McLaren reveals new carbon chassis designed for hybrids
McLaren has today revealed the flexible, lightweight carbon-fibre vehicle architecture that will underpin its next generation of supercars, ahead of the launch of its first mainstream hybrid next year.
Designed, developed and produced at the manufacturer’s new £50 million Composites Technology Centre (MCTC) in Sheffield, the as-yet-unnamed carbon-fibre platform implements innovative techniques to remove excess mass, while also further bolstering structural integrity and occupant safety. McLaren hasn’t built a car without a carbon-fibre chassis since the M6 GT in 1981, and is continuing this trend into its second decade of series production.
The new architecture follows in the wake of the MonoCell, which debuted on the MP4-12C 10 years ago this week. The one-piece carbon-composite passenger cell featured Formula 1-derived technology and was constructed using resin transfer moulding processes, which cut the process time by 90 per cent and allowed McLaren to build more cars than it would have been able to otherwise.
The following MonoCell II was introduced for the 570S and used for the subsequent 570GT, 540C and 600LT, while another version, the MonoCell II-T, ‘T’ standing for Touring’, was introduced for the McLaren GT. The McLaren P1, 720S and Senna, meanwhile, have used a different carbon-fibre architecture known as the Monocage, with Monocage I, Monocage II and Monocage III respectively.
While the new platform will feature on the first series production McLaren hybrid from 2021, it has been designed to enable McLaren to transition to 100 per cent electrified supercars.
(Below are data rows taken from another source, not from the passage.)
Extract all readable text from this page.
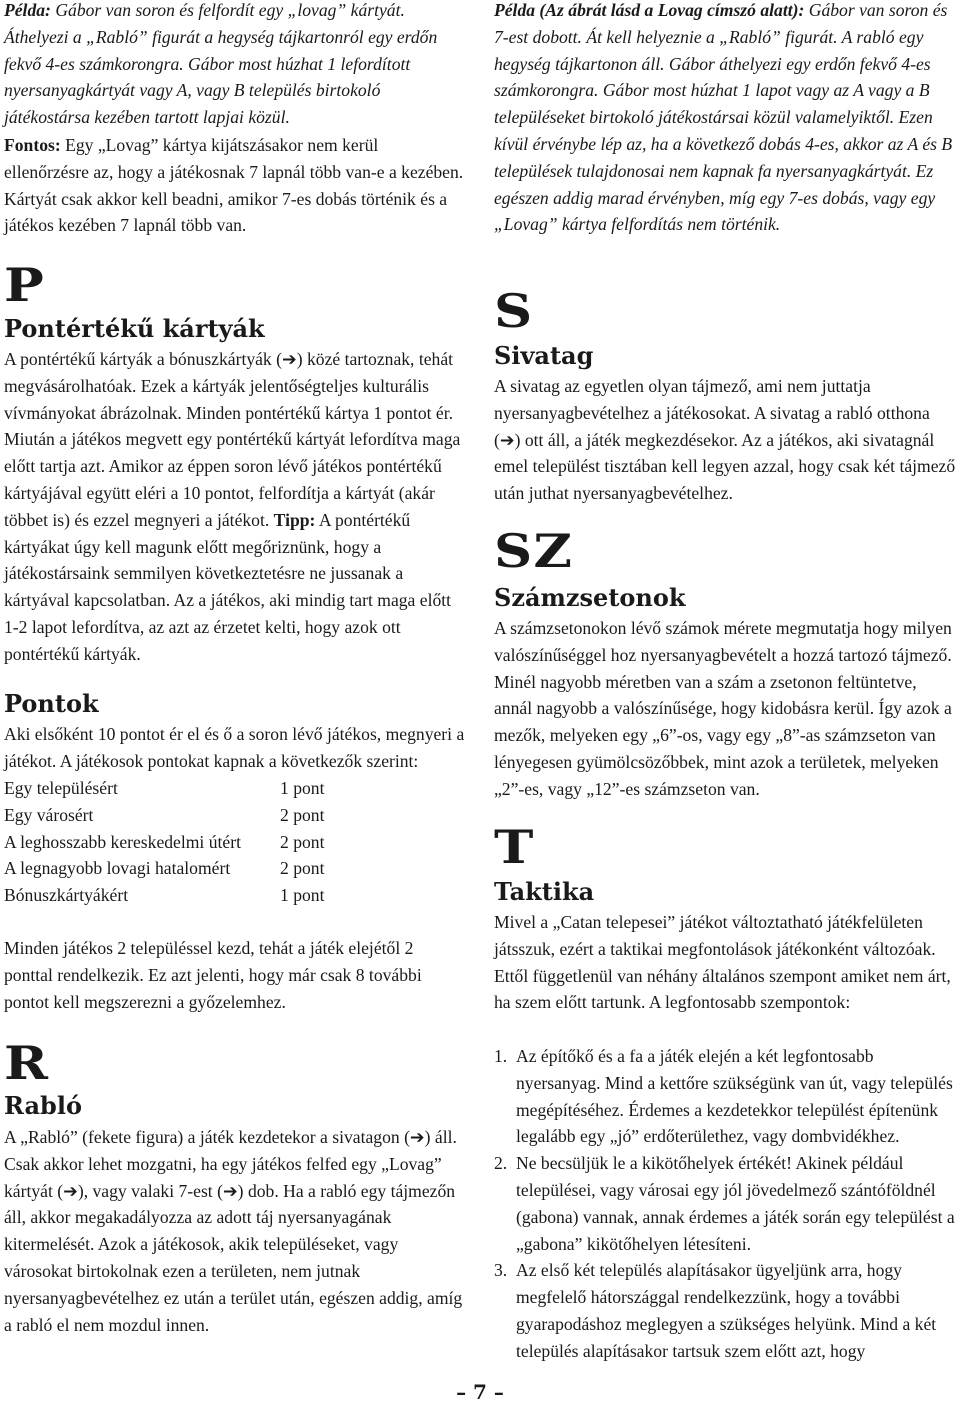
Példa: Gábor van soron és felfordít egy „lovag” kártyát. Áthelyezi a „Rabló” figurát a hegység tájkartonról egy erdőn fekvő 4-es számkorongra. Gábor most húzhat 1 lefordított nyersanyagkártyát vagy A, vagy B település birtokoló játékostársa kezében tartott lapjai közül.

Fontos: Egy „Lovag” kártya kijátszásakor nem kerül ellenőrzésre az, hogy a játékosnak 7 lapnál több van-e a kezében. Kártyát csak akkor kell beadni, amikor 7-es dobás történik és a játékos kezében 7 lapnál több van.

P
Pontértékű kártyák

A pontértékű kártyák a bónuszkártyák (➔) közé tartoznak, tehát megvásárolhatóak. Ezek a kártyák jelentőségteljes kulturális vívmányokat ábrázolnak. Minden pontértékű kártya 1 pontot ér. Miután a játékos megvett egy pontértékű kártyát lefordítva maga előtt tartja azt. Amikor az éppen soron lévő játékos pontértékű kártyájával együtt eléri a 10 pontot, felfordítja a kártyát (akár többet is) és ezzel megnyeri a játékot. Tipp: A pontértékű kártyákat úgy kell magunk előtt megőriznünk, hogy a játékostársaink semmilyen következtetésre ne jussanak a kártyával kapcsolatban. Az a játékos, aki mindig tart maga előtt 1-2 lapot lefordítva, az azt az érzetet kelti, hogy azok ott pontértékű kártyák.

Pontok

Aki elsőként 10 pontot ér el és ő a soron lévő játékos, megnyeri a játékot. A játékosok pontokat kapnak a következők szerint:

Egy településért	1 pont
Egy városért	2 pont
A leghosszabb kereskedelmi útért	2 pont
A legnagyobb lovagi hatalomért	2 pont
Bónuszkártyákért	1 pont

Minden játékos 2 településsel kezd, tehát a játék elejétől 2 ponttal rendelkezik. Ez azt jelenti, hogy már csak 8 további pontot kell megszerezni a győzelemhez.

R
Rabló

A „Rabló” (fekete figura) a játék kezdetekor a sivatagon (➔) áll. Csak akkor lehet mozgatni, ha egy játékos felfed egy „Lovag” kártyát (➔), vagy valaki 7-est (➔) dob. Ha a rabló egy tájmezőn áll, akkor megakadályozza az adott táj nyersanyagának kitermelését. Azok a játékosok, akik településeket, vagy városokat birtokolnak ezen a területen, nem jutnak nyersanyagbevételhez ez után a terület után, egészen addig, amíg a rabló el nem mozdul innen.

Példa (Az ábrát lásd a Lovag címszó alatt): Gábor van soron és 7-est dobott. Át kell helyeznie a „Rabló” figurát. A rabló egy hegység tájkartonon áll. Gábor áthelyezi egy erdőn fekvő 4-es számkorongra. Gábor most húzhat 1 lapot vagy az A vagy a B településeket birtokoló játékostársai közül valamelyiktől. Ezen kívül érvénybe lép az, ha a következő dobás 4-es, akkor az A és B települések tulajdonosai nem kapnak fa nyersanyagkártyát. Ez egészen addig marad érvényben, míg egy 7-es dobás, vagy egy „Lovag” kártya felfordítás nem történik.

S
Sivatag

A sivatag az egyetlen olyan tájmező, ami nem juttatja nyersanyagbevételhez a játékosokat. A sivatag a rabló otthona (➔) ott áll, a játék megkezdésekor. Az a játékos, aki sivatagnál emel települést tisztában kell legyen azzal, hogy csak két tájmező után juthat nyersanyagbevételhez.

SZ
Számzsetonok

A számzsetonokon lévő számok mérete megmutatja hogy milyen valószínűséggel hoz nyersanyagbevételt a hozzá tartozó tájmező. Minél nagyobb méretben van a szám a zsetonon feltüntetve, annál nagyobb a valószínűsége, hogy kidobásra kerül. Így azok a mezők, melyeken egy „6”-os, vagy egy „8”-as számzseton van lényegesen gyümölcsözőbbek, mint azok a területek, melyeken „2”-es, vagy „12”-es számzseton van.

T
Taktika

Mivel a „Catan telepesei” játékot változtatható játékfelületen játsszuk, ezért a taktikai megfontolások játékonként változóak. Ettől függetlenül van néhány általános szempont amiket nem árt, ha szem előtt tartunk. A legfontosabb szempontok:

1. Az építőkő és a fa a játék elején a két legfontosabb nyersanyag. Mind a kettőre szükségünk van út, vagy település megépítéséhez. Érdemes a kezdetekkor települést építenünk legalább egy „jó” erdőterülethez, vagy dombvidékhez.
2. Ne becsüljük le a kikötőhelyek értékét! Akinek például települései, vagy városai egy jól jövedelmező szántóföldnél (gabona) vannak, annak érdemes a játék során egy települést a „gabona” kikötőhelyen létesíteni.
3. Az első két település alapításakor ügyeljünk arra, hogy megfelelő hátországgal rendelkezzünk, hogy a további gyarapodáshoz meglegyen a szükséges helyünk. Mind a két település alapításakor tartsuk szem előtt azt, hogy
– 7 –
That’s right, there may at some point be a McLaren EV.
CEO of the British manufacturer Mike Flewitt commented: “The new ground-breaking vehicle architecture is every bit as revolutionary as the MonoCell chassis we introduced with the company’s first car, the 12C, when we first embarked on making production vehicles a decade ago.
“This new, ultra-lightweight carbon fibre chassis boasts greater structural integrity and higher levels of quality than ever before with our new MCTC facility quickly becoming recognised as a global centre of excellence in composite materials science and manufacturing.
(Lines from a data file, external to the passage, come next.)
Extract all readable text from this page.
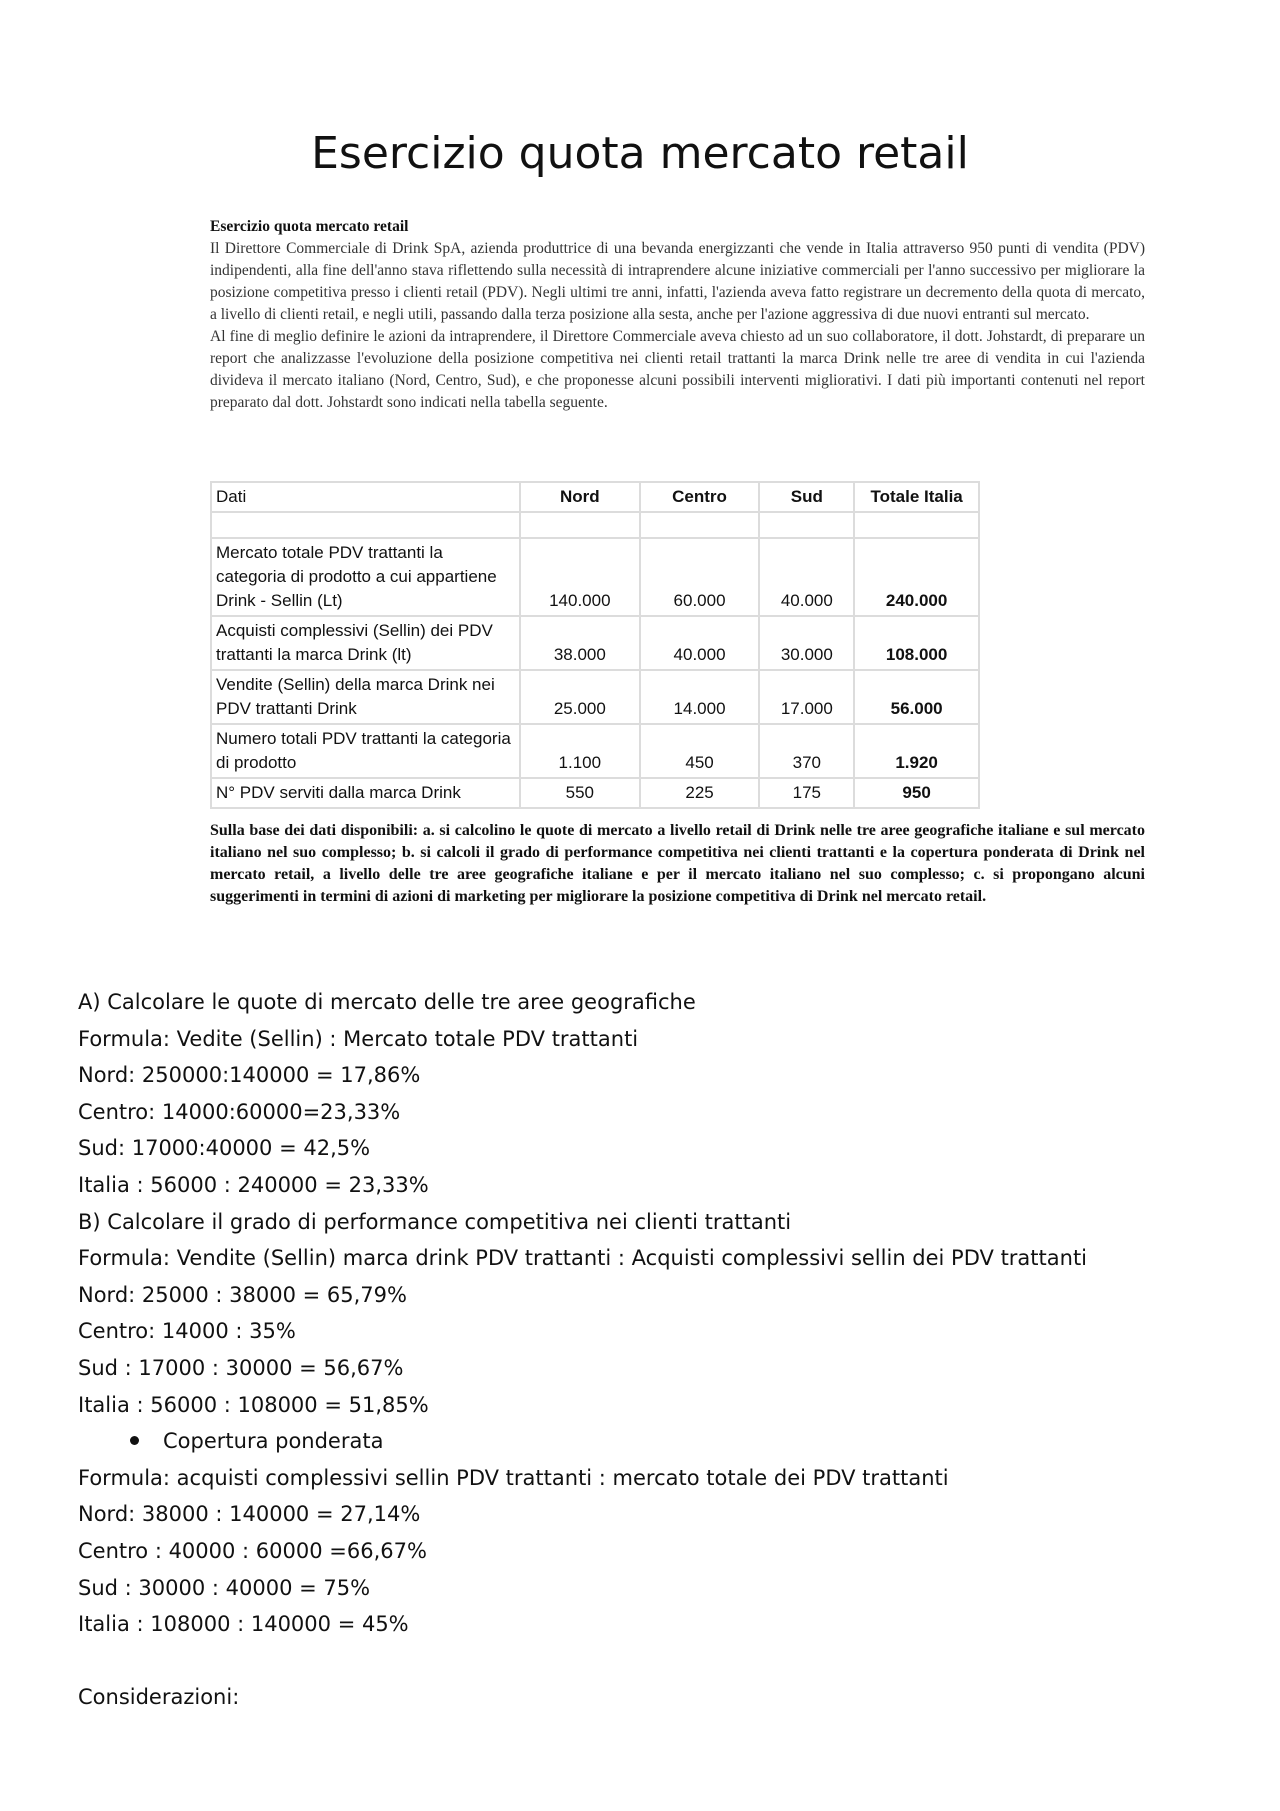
Esercizio quota mercato retail
Esercizio quota mercato retail

Il Direttore Commerciale di Drink SpA, azienda produttrice di una bevanda energizzanti che vende in Italia attraverso 950 punti di vendita (PDV) indipendenti, alla fine dell'anno stava riflettendo sulla necessità di intraprendere alcune iniziative commerciali per l'anno successivo per migliorare la posizione competitiva presso i clienti retail (PDV). Negli ultimi tre anni, infatti, l'azienda aveva fatto registrare un decremento della quota di mercato, a livello di clienti retail, e negli utili, passando dalla terza posizione alla sesta, anche per l'azione aggressiva di due nuovi entranti sul mercato.

Al fine di meglio definire le azioni da intraprendere, il Direttore Commerciale aveva chiesto ad un suo collaboratore, il dott. Johstardt, di preparare un report che analizzasse l'evoluzione della posizione competitiva nei clienti retail trattanti la marca Drink nelle tre aree di vendita in cui l'azienda divideva il mercato italiano (Nord, Centro, Sud), e che proponesse alcuni possibili interventi migliorativi. I dati più importanti contenuti nel report preparato dal dott. Johstardt sono indicati nella tabella seguente.

Dati	Nord	Centro	Sud	Totale Italia

Mercato totale PDV trattanti la categoria di prodotto a cui appartiene Drink - Sellin (Lt)	140.000	60.000	40.000	240.000
Acquisti complessivi (Sellin) dei PDV trattanti la marca Drink (lt)	38.000	40.000	30.000	108.000
Vendite (Sellin) della marca Drink nei PDV trattanti Drink	25.000	14.000	17.000	56.000
Numero totali PDV trattanti la categoria di prodotto	1.100	450	370	1.920
N° PDV serviti dalla marca Drink	550	225	175	950
Sulla base dei dati disponibili: a. si calcolino le quote di mercato a livello retail di Drink nelle tre aree geografiche italiane e sul mercato italiano nel suo complesso; b. si calcoli il grado di performance competitiva nei clienti trattanti e la copertura ponderata di Drink nel mercato retail, a livello delle tre aree geografiche italiane e per il mercato italiano nel suo complesso; c. si propongano alcuni suggerimenti in termini di azioni di marketing per migliorare la posizione competitiva di Drink nel mercato retail.
A) Calcolare le quote di mercato delle tre aree geografiche
Formula: Vedite (Sellin) : Mercato totale PDV trattanti
Nord: 250000:140000 = 17,86%
Centro: 14000:60000=23,33%
Sud: 17000:40000 = 42,5%
Italia : 56000 : 240000 = 23,33%
B) Calcolare il grado di performance competitiva nei clienti trattanti
Formula: Vendite (Sellin) marca drink PDV trattanti : Acquisti complessivi sellin dei PDV trattanti
Nord: 25000 : 38000 = 65,79%
Centro: 14000 : 35%
Sud : 17000 : 30000 = 56,67%
Italia : 56000 : 108000 = 51,85%
Copertura ponderata
Formula: acquisti complessivi sellin PDV trattanti : mercato totale dei PDV trattanti
Nord: 38000 : 140000 = 27,14%
Centro : 40000 : 60000 =66,67%
Sud : 30000 : 40000 = 75%
Italia : 108000 : 140000 = 45%
Considerazioni:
“Our advanced expertise in light weight composites processes and manufacturing combined with our experience in cutting-edge battery technology and high-performance hybrid propulsion systems means we are ideally placed to deliver to customers levels of electrified high-performance motoring that until now have simply been unattainable.
“For us, light-weighting and electrification go hand-in-hand to achieve better performance as well as more efficient vehicles.”